Steps to reproduce the behavior:
<PackageReference Include="Microsoft.AspNetCore.App" /> whatever that version is (latest).http://localhost:5000/api/ValuesThe same ValuesController.Get() result.
GET http://localhost:5000/api/Values HTTP/1.1
User-Agent: Fiddler
Host: localhost:5000
HTTP/1.1 404 Not Found
Date: Wed, 09 Jan 2019 11:34:19 GMT
Server: Kestrel
Content-Length: 0
Log (level Trace) says:
info: Microsoft.AspNetCore.Hosting.Internal.WebHost[1]
Request starting HTTP/1.1 GET http://localhost:5000/api/Values
dbug: Microsoft.AspNetCore.HostFiltering.HostFilteringMiddleware[0]
Wildcard detected, all requests with hosts will be allowed.

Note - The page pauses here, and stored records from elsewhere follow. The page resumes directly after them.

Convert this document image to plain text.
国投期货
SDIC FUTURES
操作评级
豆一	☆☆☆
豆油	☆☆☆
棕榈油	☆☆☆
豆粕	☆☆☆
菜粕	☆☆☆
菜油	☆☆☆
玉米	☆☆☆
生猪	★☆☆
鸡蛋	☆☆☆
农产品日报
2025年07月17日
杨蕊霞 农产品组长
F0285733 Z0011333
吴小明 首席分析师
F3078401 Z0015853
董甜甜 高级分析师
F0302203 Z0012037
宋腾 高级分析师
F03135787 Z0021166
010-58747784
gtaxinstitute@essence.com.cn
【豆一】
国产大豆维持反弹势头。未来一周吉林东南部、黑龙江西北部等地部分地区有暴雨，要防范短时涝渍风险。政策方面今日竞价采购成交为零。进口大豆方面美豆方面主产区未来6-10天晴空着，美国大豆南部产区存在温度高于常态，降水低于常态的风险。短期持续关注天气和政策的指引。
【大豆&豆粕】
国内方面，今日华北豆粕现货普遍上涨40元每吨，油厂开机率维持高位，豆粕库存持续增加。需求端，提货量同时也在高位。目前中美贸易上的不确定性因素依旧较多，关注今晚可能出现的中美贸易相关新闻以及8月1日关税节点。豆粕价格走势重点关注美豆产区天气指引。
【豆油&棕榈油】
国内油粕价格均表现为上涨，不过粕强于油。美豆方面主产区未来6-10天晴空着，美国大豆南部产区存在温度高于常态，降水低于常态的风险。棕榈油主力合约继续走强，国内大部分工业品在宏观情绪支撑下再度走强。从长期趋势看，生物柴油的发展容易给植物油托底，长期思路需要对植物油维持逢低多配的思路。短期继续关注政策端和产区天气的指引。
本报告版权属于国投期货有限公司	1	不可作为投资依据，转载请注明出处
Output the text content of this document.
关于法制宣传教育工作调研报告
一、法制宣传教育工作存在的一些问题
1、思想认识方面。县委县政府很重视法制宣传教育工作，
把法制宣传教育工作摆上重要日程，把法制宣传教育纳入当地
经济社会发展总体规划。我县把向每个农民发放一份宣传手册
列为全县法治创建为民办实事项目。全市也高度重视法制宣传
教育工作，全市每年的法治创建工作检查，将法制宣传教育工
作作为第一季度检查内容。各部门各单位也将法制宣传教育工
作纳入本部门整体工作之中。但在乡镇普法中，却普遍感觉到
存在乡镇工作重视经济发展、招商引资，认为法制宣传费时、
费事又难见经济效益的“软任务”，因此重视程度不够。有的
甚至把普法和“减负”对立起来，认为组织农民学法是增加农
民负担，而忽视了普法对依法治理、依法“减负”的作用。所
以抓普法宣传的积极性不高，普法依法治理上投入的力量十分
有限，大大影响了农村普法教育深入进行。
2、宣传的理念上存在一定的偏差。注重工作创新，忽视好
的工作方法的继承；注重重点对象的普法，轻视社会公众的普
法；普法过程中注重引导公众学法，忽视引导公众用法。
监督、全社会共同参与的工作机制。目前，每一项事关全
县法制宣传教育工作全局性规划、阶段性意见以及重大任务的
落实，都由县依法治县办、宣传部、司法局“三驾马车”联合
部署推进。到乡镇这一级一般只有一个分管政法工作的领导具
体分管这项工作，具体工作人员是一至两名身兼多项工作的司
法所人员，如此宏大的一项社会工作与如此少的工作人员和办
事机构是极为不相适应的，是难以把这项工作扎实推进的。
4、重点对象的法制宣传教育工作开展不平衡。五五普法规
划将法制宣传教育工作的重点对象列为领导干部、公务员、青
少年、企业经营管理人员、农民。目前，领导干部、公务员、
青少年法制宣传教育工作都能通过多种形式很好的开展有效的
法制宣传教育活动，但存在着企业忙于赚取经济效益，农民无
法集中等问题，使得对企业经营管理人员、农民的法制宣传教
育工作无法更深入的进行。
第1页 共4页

trce: Microsoft.AspNetCore.HostFiltering.HostFilteringMiddleware[0]
All hosts are allowed.
dbug: Microsoft.AspNetCore.Routing.Matching.DfaMatcher[1000]
No candidates found for the request path '/api/Values'
dbug: Microsoft.AspNetCore.Routing.EndpointRoutingMiddleware[2]
Request did not match any endpoints
dbug: Microsoft.AspNetCore.Server.Kestrel[9]
Connection id "0HLJM4R6D0RD6" completed keep alive response.
info: Microsoft.AspNetCore.Hosting.Internal.WebHost[2]
Request finished in 12.5322ms 404
Simply alternating between these two lines is enough to break/fix the behavior:
<Project Sdk="Microsoft.NET.Sdk.Web">
<Project Sdk="Microsoft.NET.Sdk">
Thank you for your feedback, @sandersaares.
The issue you're facing is by-design. It's required for a project to reference the correct SDK for things to work, when using ASP.NET Core.